We conclude that the use of the "serial percentage" concept in parallel performance evaluation is misleading. It has caused nearly three decades of confusion in the parallel processing community. This confusion disappears when processing times are used in the formulations. Therefore, we suggest that time-based formulations would be the most appropriate for parallel performance evaluation.
We have always been at war with hyperthreading!
This was proposed in acadamia over 10 years ago. Its called speculative multithreading, or "multiscalar" as coined by one of the primary inventors at the University of Wisconsin (Guri Sohi).
Basically the processor will try to split a program into multiple threads of execution, but make it appear as a single thread. For example, when calling a function, execute that function on a different thread and automatically shuttle dependent data back/forth between the callee and the caller.

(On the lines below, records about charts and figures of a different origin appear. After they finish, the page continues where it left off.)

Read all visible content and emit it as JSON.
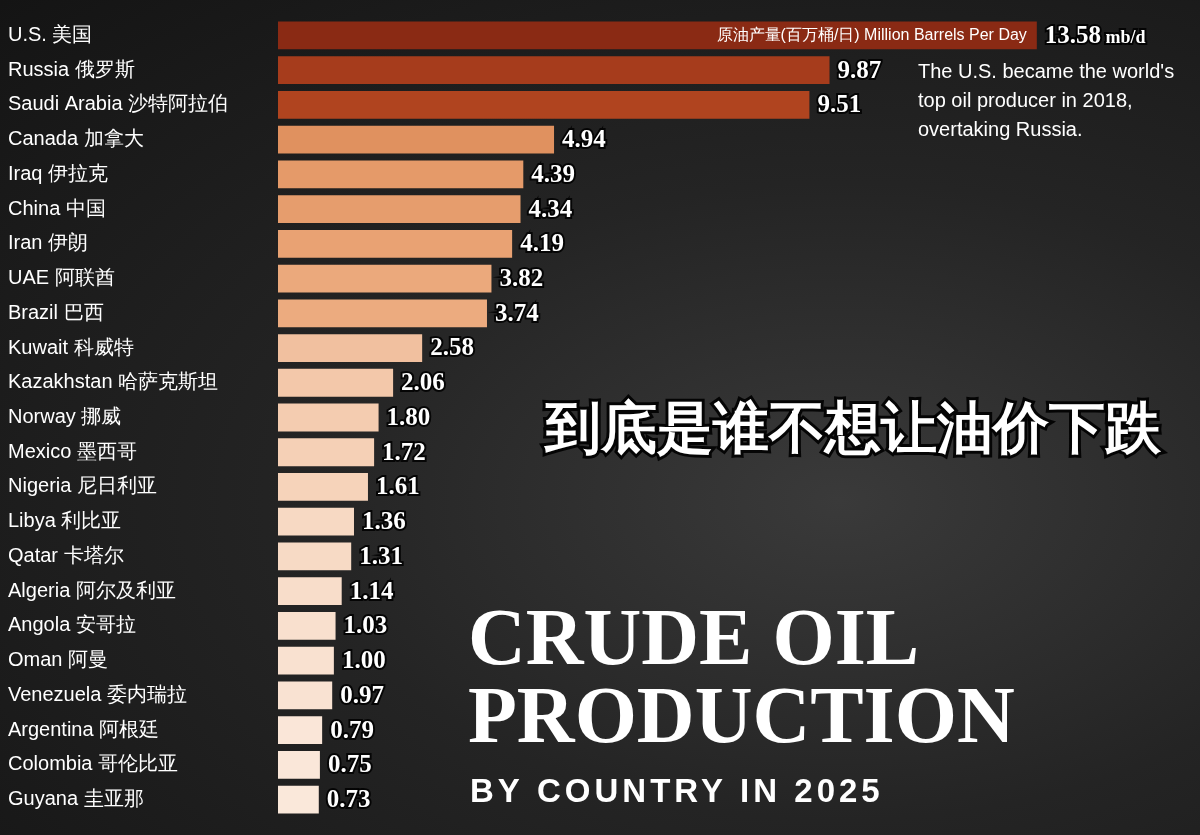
{
  "chart_data": {
    "type": "bar",
    "orientation": "horizontal",
    "title": "CRUDE OIL PRODUCTION",
    "subtitle": "BY COUNTRY IN 2025",
    "headline": "到底是谁不想让油价下跌",
    "annotation": "The U.S. became the world's top oil producer in 2018, overtaking Russia.",
    "unit_label": "原油产量(百万桶/日) Million Barrels Per Day",
    "categories": [
      "U.S. 美国",
      "Russia 俄罗斯",
      "Saudi Arabia 沙特阿拉伯",
      "Canada 加拿大",
      "Iraq 伊拉克",
      "China 中国",
      "Iran 伊朗",
      "UAE 阿联酋",
      "Brazil 巴西",
      "Kuwait 科威特",
      "Kazakhstan 哈萨克斯坦",
      "Norway 挪威",
      "Mexico 墨西哥",
      "Nigeria 尼日利亚",
      "Libya 利比亚",
      "Qatar 卡塔尔",
      "Algeria 阿尔及利亚",
      "Angola 安哥拉",
      "Oman 阿曼",
      "Venezuela 委内瑞拉",
      "Argentina 阿根廷",
      "Colombia 哥伦比亚",
      "Guyana 圭亚那"
    ],
    "values": [
      13.58,
      9.87,
      9.51,
      4.94,
      4.39,
      4.34,
      4.19,
      3.82,
      3.74,
      2.58,
      2.06,
      1.8,
      1.72,
      1.61,
      1.36,
      1.31,
      1.14,
      1.03,
      1.0,
      0.97,
      0.79,
      0.75,
      0.73
    ],
    "value_labels": [
      "13.58 mb/d",
      "9.87",
      "9.51",
      "4.94",
      "4.39",
      "4.34",
      "4.19",
      "3.82",
      "3.74",
      "2.58",
      "2.06",
      "1.80",
      "1.72",
      "1.61",
      "1.36",
      "1.31",
      "1.14",
      "1.03",
      "1.00",
      "0.97",
      "0.79",
      "0.75",
      "0.73"
    ],
    "colors": [
      "#8a2a14",
      "#a63c1c",
      "#b0441f",
      "#e0915f",
      "#e59a69",
      "#e69d6d",
      "#e9a273",
      "#eba97c",
      "#ecab7f",
      "#f1c09f",
      "#f3c8aa",
      "#f4ccb0",
      "#f5d0b6",
      "#f6d3ba",
      "#f7d9c3",
      "#f7dac5",
      "#f8ddca",
      "#f9e0ce",
      "#f9e1d0",
      "#f9e2d2",
      "#fae6d8",
      "#fae7d9",
      "#fae8da"
    ],
    "xlim": [
      0,
      16.5
    ],
    "grid": false,
    "data_labels": true,
    "tick_labels": "y"
  }
}
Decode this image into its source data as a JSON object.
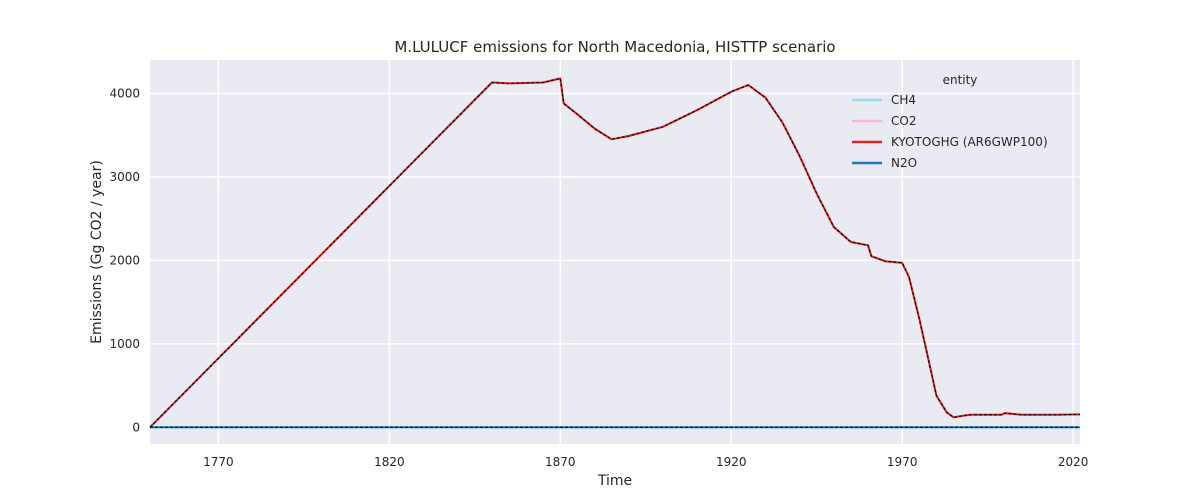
{
  "chart_data": {
    "type": "line",
    "title": "M.LULUCF emissions for North Macedonia, HISTTP scenario",
    "xlabel": "Time",
    "ylabel": "Emissions (Gg CO2 / year)",
    "xlim": [
      1750,
      2022
    ],
    "ylim": [
      -200,
      4400
    ],
    "xticks": [
      1770,
      1820,
      1870,
      1920,
      1970,
      2020
    ],
    "yticks": [
      0,
      1000,
      2000,
      3000,
      4000
    ],
    "grid": true,
    "legend": {
      "title": "entity",
      "placement": "top-right"
    },
    "series": [
      {
        "name": "CH4",
        "color": "#9edae5",
        "x": [
          1750,
          2022
        ],
        "y": [
          0,
          0
        ]
      },
      {
        "name": "CO2",
        "color": "#f7b6d2",
        "x": [
          1750,
          1850,
          1855,
          1865,
          1870,
          1871,
          1875,
          1880,
          1885,
          1890,
          1900,
          1910,
          1920,
          1925,
          1930,
          1935,
          1940,
          1945,
          1950,
          1955,
          1960,
          1961,
          1965,
          1970,
          1972,
          1975,
          1978,
          1980,
          1983,
          1985,
          1988,
          1990,
          1995,
          1999,
          2000,
          2005,
          2010,
          2015,
          2022
        ],
        "y": [
          0,
          4130,
          4120,
          4130,
          4180,
          3880,
          3750,
          3580,
          3450,
          3490,
          3600,
          3800,
          4020,
          4100,
          3950,
          3650,
          3250,
          2800,
          2400,
          2220,
          2180,
          2050,
          1990,
          1970,
          1800,
          1300,
          750,
          380,
          180,
          120,
          140,
          150,
          150,
          150,
          170,
          150,
          150,
          150,
          155
        ]
      },
      {
        "name": "KYOTOGHG (AR6GWP100)",
        "color": "#d62728",
        "x": [
          1750,
          1850,
          1855,
          1865,
          1870,
          1871,
          1875,
          1880,
          1885,
          1890,
          1900,
          1910,
          1920,
          1925,
          1930,
          1935,
          1940,
          1945,
          1950,
          1955,
          1960,
          1961,
          1965,
          1970,
          1972,
          1975,
          1978,
          1980,
          1983,
          1985,
          1988,
          1990,
          1995,
          1999,
          2000,
          2005,
          2010,
          2015,
          2022
        ],
        "y": [
          0,
          4130,
          4120,
          4130,
          4180,
          3880,
          3750,
          3580,
          3450,
          3490,
          3600,
          3800,
          4020,
          4100,
          3950,
          3650,
          3250,
          2800,
          2400,
          2220,
          2180,
          2050,
          1990,
          1970,
          1800,
          1300,
          750,
          380,
          180,
          120,
          140,
          150,
          150,
          150,
          170,
          150,
          150,
          150,
          155
        ]
      },
      {
        "name": "N2O",
        "color": "#1f77b4",
        "x": [
          1750,
          2022
        ],
        "y": [
          0,
          0
        ]
      }
    ]
  }
}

It might be interesting if they took this idea in a slightly different direction. Set it up so the OS detects two CPUs. But, when the OS fails to utilize both CPUs effectively, allow the idle CPU to take some of the active CPU's load. I'm taking this idea from nVidia working on load balancing between graphics and physics in a SLI setup. So in this case the OS gets the best of both worlds, the ability to break tasks off to each CPU and a free boost when it's stuck with a single cpu-limited thread.
Striping: What is that? Raid 1? Raid 0? You take multiple disks, present them as one, and let the controller make the most effecient use of them while the OS and all the programs just have to deal with one big disk.
Looks like the same thing. You take multiple CPU's present them as one, and let the controller figure out how to best use them.
This could make for hot-swappable CPUs (heh) and the ability to have a CPU die without taking out your system. The redundacy nature of the other RAID configurations don't seem to translate very easily, but the 'encapsilation' concept seems to fit nicely.
--Welcome to the Realm of the Hawke--
The purpose of "good dispatching" (i.e. out-of-order execution) is to hide the latencies of misses to main memory (it takes between 200 and 400 cycles these days to get something from memory, assuming that the memory bus isn't saturated), by executing instructions following the miss but not dependent on it. Out-of-order execution has been around Pentium Pro, btw.
The Raven
But, with two cores, you could have a way to predict "branch" and "not branch" at every prediction spot. The core that gets it right sends the registers to the other core so they can continue as if every branch were predicted correctly...
That would only work if you had a nice fast way to copy registers accross in a very small number of clock cycles... so again, just a bunch of speculation. But it was a neat enough idea I had to say it.